One year passed with no submission. A second year passed, and still nothing. A third year passed, and still no plan. In 2004 the authority finally submitted a plan, but it was inadequate, according to the EPA’s March 2012 legal order.

The EPA gave the authority until April 30 to submit a new plan “to ensure the combined sewer overflows comply with technology and water quality-based requirements.”

The Buffalo Sewer Authority disagreed with the EPA order, stating that it is several years into a $60 million program that the EPA approved to better control its combined sewer overflows.

A month later in April, the Buffalo Sewer Authority submitted a new long-term control plan and the EPA is reviewing it, said EPA Region 2 Public Affairs Specialist Mike Basile.

The EPA estimates it could cost the Buffalo Sewer Authority upwards of $500 million over 15 years to comply and implement new green technology. Oftentimes, these costs are wrapped into the utility bills.

The Buffalo Niagara Riverkeeper submitted a plan to the Buffalo Sewer Authority last year called the Green Infrastructure Solutions to Buffalo’s Sewer Overflow Challenge. The Riverkeeper report shows how Philadelphia, Onondaga County (Syracuse) and Kansas City have implemented green infrastructure to successfully reduce its combined sewer overflows.  Some of the recommendations in the report include:
  • Establish a goal to capture and treat 95-98 percent of combined sewer overflows.
  • Change local zoning, building or utility regulations to require that all development employ green techniques that allow the first inch of rain to enter the ground, not the sewer systems. The city is currently creating a Green Code.
  • Engage the community more about water quality management.
  • Implement a long-term control plan that covers at least 25 years.
  • Participate in or lead watershed management planning efforts to address regional water quality challenges.

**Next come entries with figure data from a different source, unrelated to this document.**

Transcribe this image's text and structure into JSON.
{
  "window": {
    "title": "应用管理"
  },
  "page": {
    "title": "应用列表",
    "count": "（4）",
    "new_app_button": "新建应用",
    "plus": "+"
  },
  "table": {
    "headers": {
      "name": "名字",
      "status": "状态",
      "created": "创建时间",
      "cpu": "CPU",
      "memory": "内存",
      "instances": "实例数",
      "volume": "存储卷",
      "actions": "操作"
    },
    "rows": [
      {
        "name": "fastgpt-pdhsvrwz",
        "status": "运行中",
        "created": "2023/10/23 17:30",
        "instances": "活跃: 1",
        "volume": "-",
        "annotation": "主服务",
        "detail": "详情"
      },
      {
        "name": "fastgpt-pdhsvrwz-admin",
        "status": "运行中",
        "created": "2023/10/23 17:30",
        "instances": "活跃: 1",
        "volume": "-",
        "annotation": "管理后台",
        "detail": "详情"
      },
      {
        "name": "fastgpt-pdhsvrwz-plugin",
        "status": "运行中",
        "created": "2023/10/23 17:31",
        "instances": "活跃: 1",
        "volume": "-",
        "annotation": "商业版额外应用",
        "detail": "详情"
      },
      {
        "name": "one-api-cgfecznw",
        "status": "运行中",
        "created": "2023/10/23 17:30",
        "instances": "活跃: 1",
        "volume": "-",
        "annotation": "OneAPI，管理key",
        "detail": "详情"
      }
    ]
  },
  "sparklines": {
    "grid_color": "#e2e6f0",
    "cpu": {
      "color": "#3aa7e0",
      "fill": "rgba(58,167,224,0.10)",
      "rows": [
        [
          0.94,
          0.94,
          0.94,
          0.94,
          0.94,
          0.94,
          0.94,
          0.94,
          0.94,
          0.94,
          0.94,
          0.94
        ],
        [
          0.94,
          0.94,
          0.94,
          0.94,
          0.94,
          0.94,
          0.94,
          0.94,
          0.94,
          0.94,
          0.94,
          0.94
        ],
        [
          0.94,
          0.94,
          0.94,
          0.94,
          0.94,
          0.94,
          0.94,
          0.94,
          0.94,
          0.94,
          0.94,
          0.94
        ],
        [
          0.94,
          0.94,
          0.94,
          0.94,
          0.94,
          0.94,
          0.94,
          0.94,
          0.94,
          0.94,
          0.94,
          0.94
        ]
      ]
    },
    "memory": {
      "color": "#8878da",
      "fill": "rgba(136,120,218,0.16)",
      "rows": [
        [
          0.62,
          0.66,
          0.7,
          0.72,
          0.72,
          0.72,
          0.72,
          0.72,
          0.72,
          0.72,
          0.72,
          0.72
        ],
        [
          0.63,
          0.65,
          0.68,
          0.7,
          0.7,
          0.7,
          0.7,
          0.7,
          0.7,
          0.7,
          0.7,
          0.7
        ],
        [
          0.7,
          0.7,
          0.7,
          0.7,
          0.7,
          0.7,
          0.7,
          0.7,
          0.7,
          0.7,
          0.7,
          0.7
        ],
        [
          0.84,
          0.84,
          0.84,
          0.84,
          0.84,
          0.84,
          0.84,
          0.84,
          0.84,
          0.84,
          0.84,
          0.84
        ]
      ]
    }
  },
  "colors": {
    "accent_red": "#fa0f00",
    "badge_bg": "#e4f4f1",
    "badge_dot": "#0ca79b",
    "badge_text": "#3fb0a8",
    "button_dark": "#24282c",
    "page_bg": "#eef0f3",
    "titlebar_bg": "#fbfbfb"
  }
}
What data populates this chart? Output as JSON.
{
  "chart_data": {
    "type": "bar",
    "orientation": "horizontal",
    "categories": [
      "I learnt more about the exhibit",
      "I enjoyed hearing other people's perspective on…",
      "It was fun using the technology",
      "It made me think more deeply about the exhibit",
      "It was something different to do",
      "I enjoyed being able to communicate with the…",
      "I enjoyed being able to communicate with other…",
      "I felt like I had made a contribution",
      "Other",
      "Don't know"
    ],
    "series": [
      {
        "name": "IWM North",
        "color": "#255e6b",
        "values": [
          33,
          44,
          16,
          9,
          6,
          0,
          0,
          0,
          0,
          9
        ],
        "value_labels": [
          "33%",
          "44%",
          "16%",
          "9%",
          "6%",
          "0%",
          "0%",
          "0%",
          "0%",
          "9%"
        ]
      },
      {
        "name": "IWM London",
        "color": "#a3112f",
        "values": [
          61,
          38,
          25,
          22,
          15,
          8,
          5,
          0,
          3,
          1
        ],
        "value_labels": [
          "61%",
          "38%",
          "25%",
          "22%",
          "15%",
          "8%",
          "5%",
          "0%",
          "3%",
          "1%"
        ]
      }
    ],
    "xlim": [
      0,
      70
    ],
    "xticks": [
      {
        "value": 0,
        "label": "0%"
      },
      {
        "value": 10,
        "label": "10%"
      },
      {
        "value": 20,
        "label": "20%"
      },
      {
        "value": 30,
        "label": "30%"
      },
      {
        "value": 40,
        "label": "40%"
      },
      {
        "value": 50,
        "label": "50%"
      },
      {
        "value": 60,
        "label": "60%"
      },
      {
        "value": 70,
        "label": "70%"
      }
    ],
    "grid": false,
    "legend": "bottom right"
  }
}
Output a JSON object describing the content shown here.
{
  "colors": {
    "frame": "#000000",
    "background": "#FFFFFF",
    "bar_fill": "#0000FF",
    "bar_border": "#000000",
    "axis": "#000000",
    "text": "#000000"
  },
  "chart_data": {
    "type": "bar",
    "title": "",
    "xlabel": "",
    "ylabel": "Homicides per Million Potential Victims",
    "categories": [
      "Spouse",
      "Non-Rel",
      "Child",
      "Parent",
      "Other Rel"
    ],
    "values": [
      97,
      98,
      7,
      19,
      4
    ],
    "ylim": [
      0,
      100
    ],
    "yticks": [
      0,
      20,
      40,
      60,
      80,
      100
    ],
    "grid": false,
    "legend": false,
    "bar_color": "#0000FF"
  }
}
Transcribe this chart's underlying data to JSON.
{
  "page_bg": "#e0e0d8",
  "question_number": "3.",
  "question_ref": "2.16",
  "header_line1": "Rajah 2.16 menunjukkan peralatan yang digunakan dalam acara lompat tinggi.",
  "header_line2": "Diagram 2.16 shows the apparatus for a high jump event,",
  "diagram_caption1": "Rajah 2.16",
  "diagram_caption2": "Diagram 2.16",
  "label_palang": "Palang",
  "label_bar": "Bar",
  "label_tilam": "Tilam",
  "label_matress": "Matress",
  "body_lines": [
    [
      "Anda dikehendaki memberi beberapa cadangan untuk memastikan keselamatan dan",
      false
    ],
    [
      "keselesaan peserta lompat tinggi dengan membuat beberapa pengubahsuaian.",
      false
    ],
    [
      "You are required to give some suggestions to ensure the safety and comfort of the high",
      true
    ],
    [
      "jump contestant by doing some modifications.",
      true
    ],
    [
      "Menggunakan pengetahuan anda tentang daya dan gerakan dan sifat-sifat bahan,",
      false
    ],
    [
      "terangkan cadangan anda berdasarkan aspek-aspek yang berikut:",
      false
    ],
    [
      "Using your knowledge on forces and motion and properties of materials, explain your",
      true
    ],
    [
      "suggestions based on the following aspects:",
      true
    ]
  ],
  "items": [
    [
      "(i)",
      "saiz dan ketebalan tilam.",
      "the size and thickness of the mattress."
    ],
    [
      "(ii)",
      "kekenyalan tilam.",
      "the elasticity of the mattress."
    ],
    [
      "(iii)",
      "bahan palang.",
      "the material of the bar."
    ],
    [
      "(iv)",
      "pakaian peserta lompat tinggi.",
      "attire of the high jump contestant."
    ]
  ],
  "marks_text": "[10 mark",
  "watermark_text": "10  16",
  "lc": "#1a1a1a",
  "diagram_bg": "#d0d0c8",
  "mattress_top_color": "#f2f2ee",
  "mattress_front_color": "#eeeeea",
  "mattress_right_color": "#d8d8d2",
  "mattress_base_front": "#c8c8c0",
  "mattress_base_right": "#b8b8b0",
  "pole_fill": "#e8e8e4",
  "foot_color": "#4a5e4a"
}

According to the Riverkeeper report, if Buffalo developed more green infrastructure, the city could:

  • Reduce stormwater flow to the combined sewer system by at least 45 percent and eliminate all of the combined sewer overflows for 95 percent of rain storms.
  • Free up an estimated 157 million gallons per day of treatment capacity at the Bird Island Treatment plant.
 The Buffalo Sewer Authority is piloting a green infrastructure program on Forest and Bird avenues that includes disconnecting home downspouts and using rain barrels to divert roof runoff from the sewer system, creating rain gardens and using pervious pavement along Clarendon Place.